Castillo accusa Washington
Dal carcere l’ex presidente Castillo accusa il governo di «massacrare la popolazione indifesa», attribuendo la repressione agli Stati Uniti, interessati a riconquistare il controllo delle risorse minerarie del paese. Scrive l’ex maestro in una lettera scritta a mano: «La visita dell’ambasciatrice degli Stati Uniti (Lisa Kenna) al Palazzo non è gratis, e neanche a favore del Paese. È stata compiuta per dare l’ordine di portare l’esercito nelle strade e massacrare il mio popolo indifeso». Poco dopo la pubblicazione del messaggio dell’ex presidente, l’Ambasciata di Washington a Lima ha pubblicato una breve nota nella quale ribadiva il «rispetto» della Casa Bianca per le «istituzioni democratiche del Perù» rilanciando «un appello alla pace e all’unità».

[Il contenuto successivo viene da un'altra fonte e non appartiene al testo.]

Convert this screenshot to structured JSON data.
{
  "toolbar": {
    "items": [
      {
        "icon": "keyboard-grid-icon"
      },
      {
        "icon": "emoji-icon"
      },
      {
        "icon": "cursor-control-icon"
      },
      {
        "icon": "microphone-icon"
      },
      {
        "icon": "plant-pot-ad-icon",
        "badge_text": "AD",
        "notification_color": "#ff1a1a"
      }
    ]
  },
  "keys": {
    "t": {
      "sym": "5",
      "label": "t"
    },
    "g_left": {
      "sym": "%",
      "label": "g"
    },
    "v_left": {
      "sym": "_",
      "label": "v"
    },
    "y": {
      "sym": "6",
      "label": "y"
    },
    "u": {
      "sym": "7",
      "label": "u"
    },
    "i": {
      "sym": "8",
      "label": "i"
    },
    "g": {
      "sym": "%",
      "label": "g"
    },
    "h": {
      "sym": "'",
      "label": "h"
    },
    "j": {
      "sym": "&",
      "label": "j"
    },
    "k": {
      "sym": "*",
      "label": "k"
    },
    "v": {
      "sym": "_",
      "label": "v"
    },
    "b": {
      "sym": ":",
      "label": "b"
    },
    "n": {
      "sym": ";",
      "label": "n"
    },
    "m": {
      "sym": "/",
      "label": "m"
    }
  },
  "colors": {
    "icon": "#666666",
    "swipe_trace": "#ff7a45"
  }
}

Sulla situazione in Perù è intervenuto anche il primo presidente di sinistra della Colombia. «Ciò che sta avvenendo in Perù è un massacro contro la popolazione. Una soluzione politica e pacifica è essenziale. Fermare la morte e sedersi a parlare. Il sistema interamericano dei diritti umani deve agire con urgenza» ha scritto Gustavo Petro in un tweet.
Intanto, la concessione dell’asilo politico da parte del Messico a Lilia Paredes, moglie di Castillo, e i suoi due figli Arnold e Alondra, ha reso tesi i rapporti tra Lima e Città del Messico. Il governo peruviano ha dichiarato persona non grata l’ambasciatore messicano Pablo Monroy a causa delle «continue ingerenze della missione diplomatica negli affari interni del paese». – Pagine Esteri
* Marco Santopadre, giornalista e scrittore, già direttore di Radio Città Aperta di Roma, è un analista dell’area del Mediterraneo, del Medio oriente e dell’Africa. Scrive, tra le altre cose, di Spagna e movimenti di liberazione nazionale. Collabora con il Manifesto, Catarsi e Berria.